Wie das Team berichtet, ergaben die genetischen Untersuchungen, dass die Mehrheit der in Collegno begrabenen Personen zwar tatsächlich langobardisches Gen-Erbe trugen. Doch es zeichnet sich auch ab, dass eine der Gründerfamilien mediterraner, also römischer Herkunft war. Diese Gruppe, deren Gräber ebenfalls mit kostbaren Waffen ausgestattet waren, wurde demnach offenbar in die militärische Führungsschicht der Langobarden integriert. In der Folge kam es dann auch zu Eheverbindungen und allmählicher genetischer Vermischung, berichten die Forschenden. „Die archäogenetischen Befunde legen nahe, dass Mitglieder der ansässigen Bevölkerung bald in die neuen Eliten aufgenommen wurden und sogar dabei halfen, das Königreich der Langobarden zu schützen und zu verwalten“, sagt Co-Autor Walter Pohl vom Institut für Mittelalterforschung der Österreichischen Akademie der Wissenschaften in Wien.

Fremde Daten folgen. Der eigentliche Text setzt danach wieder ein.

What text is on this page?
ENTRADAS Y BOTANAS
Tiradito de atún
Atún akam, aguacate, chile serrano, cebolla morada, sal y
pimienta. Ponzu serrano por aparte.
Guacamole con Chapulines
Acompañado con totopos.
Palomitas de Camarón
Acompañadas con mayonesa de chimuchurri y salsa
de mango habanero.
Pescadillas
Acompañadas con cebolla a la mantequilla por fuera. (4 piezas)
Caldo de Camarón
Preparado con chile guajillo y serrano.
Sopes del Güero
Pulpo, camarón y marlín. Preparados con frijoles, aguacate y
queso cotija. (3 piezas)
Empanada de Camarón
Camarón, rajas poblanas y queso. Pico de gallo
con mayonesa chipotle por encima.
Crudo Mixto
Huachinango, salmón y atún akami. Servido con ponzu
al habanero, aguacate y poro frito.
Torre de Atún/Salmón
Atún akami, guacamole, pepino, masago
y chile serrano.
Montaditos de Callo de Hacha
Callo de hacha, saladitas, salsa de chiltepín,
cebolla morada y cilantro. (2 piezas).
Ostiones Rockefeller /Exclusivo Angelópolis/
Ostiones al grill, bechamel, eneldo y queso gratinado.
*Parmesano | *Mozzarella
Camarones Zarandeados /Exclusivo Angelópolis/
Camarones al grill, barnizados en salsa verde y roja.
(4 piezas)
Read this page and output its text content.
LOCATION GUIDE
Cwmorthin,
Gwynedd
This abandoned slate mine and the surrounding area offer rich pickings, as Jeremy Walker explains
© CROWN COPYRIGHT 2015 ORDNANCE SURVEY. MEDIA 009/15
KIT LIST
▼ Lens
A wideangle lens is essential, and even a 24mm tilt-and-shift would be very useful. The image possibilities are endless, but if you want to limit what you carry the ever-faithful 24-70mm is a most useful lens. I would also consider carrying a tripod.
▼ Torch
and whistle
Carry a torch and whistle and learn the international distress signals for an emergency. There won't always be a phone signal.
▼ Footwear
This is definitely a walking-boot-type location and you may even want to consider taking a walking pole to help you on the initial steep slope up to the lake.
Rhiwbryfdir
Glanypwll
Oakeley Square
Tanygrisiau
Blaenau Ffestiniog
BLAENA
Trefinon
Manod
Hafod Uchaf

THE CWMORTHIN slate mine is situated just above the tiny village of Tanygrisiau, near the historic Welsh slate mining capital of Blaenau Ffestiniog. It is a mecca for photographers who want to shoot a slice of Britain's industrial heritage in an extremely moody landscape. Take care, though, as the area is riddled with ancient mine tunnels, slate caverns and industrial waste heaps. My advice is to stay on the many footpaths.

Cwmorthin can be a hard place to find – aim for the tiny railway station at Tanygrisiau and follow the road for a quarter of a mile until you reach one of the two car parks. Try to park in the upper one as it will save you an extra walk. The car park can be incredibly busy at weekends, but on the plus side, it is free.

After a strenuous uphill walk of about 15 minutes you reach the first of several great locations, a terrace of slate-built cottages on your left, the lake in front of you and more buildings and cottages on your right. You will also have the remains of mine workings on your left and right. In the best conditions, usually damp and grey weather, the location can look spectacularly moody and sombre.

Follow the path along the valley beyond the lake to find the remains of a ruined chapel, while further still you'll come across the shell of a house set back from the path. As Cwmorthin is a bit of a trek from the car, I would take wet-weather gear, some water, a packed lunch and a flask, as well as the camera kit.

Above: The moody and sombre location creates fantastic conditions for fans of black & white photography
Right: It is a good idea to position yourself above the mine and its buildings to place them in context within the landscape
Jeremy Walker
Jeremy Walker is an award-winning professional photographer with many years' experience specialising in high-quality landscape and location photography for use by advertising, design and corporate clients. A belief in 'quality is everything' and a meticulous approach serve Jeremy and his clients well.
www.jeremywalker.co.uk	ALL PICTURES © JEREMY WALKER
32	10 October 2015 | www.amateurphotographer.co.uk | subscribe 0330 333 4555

Was die umgekehrte Beeinflussung der lokalen Kultur auf die Langobarden betrifft, lieferten spezielle Funde in einigen Gräbern Hinweise, berichten die Forschenden: Sogenannte Goldblattkreuze belegen den christlichen Glauben der Bestatteten aus der langobardisch geprägten Oberschicht. Es handelt sich dem Team zufolge dabei um ein Zeichen der religiösen Integration der Fremden aus dem Norden in die spätantike beziehungsweise frühmittelalterliche Gesellschaft Norditaliens. Letztlich ergibt sich ein Bild der Entwicklung der Gemeinschaft, das von sozialer und kultureller Integration geprägt ist. „Es war offenbar nicht einfach so, dass eine Truppe von Eroberern aus dem Norden die ansässige Bevölkerungsmehrheit unterworfen hätte und in Abhängigkeit hielt“, so Pohl abschließend.